Lean Fall Stand by Jon McGregor
Here’s what Publishers Weekly had to say about Lean Fall Stand: “McGregor’s stunning latest (after Reservoir 13) explores the aftermath of a traumatic accident. Robert Wright has spent a good deal of his professional life as a technician at Station K in Antarctica with a team of geographic researchers. During a storm, Robert is separated from his crew and suffers a near-fatal injury. McGregor beautifully captures Robert’s ensuing struggle for survival through passages of fragmented stream of consciousness. After Robert’s wife, Anna, is informed he had a stroke, she flies to meet him in Chile, where he has been hospitalized. But the Robert she encounters is a very different man from the one she last saw: among other injuries, his stroke has severely affected the language center of his brain. As the survival story becomes one of recuperation, Anna, an academic who studies the effects of global warming, must care for her disabled spouse, and McGregor portrays the tribulations of speech therapy with as much drama and depth as the depictions of men fighting for their lives on an Antarctic ice floe. Readers will be drawn into Robert and Anna’s heartbreaking struggle, all rendered in McGregor’s crystalline language. This gorgeous work leaves an indelible mark.”

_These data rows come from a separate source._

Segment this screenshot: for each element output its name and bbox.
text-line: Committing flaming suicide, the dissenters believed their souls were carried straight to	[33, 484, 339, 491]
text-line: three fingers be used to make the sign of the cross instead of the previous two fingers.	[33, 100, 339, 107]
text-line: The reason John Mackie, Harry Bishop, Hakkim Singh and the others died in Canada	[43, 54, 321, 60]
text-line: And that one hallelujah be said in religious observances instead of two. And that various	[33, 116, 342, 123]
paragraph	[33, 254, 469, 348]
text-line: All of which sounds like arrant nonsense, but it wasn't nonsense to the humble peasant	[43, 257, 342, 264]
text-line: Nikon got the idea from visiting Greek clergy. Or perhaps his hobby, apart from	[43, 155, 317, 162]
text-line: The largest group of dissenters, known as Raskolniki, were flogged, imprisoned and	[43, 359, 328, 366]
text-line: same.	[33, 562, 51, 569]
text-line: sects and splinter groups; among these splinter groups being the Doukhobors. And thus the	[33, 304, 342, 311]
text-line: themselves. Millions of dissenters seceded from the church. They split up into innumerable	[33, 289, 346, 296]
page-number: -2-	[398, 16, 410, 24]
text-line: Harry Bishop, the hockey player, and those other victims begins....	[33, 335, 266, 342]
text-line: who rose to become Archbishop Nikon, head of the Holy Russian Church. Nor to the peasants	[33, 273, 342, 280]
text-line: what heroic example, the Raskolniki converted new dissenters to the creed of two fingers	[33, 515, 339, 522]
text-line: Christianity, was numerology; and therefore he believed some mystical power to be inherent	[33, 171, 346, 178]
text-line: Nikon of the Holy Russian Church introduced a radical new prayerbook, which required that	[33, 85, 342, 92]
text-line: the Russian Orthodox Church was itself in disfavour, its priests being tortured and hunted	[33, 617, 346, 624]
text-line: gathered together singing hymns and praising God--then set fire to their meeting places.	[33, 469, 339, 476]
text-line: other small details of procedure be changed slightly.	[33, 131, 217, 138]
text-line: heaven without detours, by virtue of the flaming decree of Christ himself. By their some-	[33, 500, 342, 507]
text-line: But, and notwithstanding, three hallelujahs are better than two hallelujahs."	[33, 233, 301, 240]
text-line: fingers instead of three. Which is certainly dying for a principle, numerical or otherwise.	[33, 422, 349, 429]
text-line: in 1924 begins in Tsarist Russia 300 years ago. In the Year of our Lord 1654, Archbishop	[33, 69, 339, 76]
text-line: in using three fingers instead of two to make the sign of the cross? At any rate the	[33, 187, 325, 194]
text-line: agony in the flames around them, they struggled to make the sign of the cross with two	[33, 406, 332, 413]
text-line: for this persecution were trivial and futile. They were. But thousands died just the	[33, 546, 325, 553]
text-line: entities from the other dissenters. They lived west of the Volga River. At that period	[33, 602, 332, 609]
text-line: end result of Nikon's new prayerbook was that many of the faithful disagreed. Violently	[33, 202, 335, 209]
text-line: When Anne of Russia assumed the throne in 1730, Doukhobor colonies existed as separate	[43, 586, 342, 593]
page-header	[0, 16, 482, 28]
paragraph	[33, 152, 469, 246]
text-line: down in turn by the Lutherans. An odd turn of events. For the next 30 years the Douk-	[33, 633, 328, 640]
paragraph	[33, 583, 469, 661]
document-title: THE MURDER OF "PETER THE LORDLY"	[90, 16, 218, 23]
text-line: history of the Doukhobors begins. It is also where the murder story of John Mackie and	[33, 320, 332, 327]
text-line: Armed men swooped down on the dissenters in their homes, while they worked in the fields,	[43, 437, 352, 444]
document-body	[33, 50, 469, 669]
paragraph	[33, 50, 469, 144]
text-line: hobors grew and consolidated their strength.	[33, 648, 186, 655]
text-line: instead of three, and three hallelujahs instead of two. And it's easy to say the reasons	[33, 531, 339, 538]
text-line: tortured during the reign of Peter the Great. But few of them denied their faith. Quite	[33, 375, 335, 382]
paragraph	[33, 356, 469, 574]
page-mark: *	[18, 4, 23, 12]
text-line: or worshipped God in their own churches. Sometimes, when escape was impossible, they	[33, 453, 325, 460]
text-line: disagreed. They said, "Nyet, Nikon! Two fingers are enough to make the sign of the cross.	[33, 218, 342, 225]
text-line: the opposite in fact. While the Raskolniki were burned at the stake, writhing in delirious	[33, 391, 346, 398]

The Book of Form and Emptiness by Ruth Ozeki
Here’s what Publishers Weekly had to say about The Book of Form and Emptiness: “Zen Buddhist priest Ozeki’s illuminating postmodern latest (after the meditation memoir The Face: A Time Code) explores themes of mourning, madness, and the powers of the imagination. Benny Oh, a 13-year-old boy, begins hearing voices after his jazz musician father dies in a tragicomic accident involving a truck full of chickens. The voices launch Benny on a quest of self-discovery at the library, where he meets a slovenly poet-philosopher called ‘the Bottleman’ and his stunning, anarchic protégé, ‘the Aleph,’ a young woman obsessed with Borges and the Situationists. The duo cause Benny’s life to become more chaotic and yet more thrilling as they encourage him to embrace his inner madness. Meanwhile, Benny’s mother, Annabelle, whose job for a media-monitoring agency requires her to clip and catalogue print newspaper and magazine articles, and who now works from home, starts hoarding, and the house’s clutter becomes increasingly overwhelming. Sometimes this reads like a simple coming-of-age tale, but Ozeki playfully and successfully breaks the fourth wall—Benny, embarrassed by a passage about him being bullied, says to ‘the Book,’ ‘Can we just skip this, please?’—and she cultivates a striking blend of young adult fiction tropes with complex references to Walter Benjamin, Zen Buddhism, and Marxist philosophy. This is the rare work that will entertain teenagers, literary fiction readers, and academics alike.”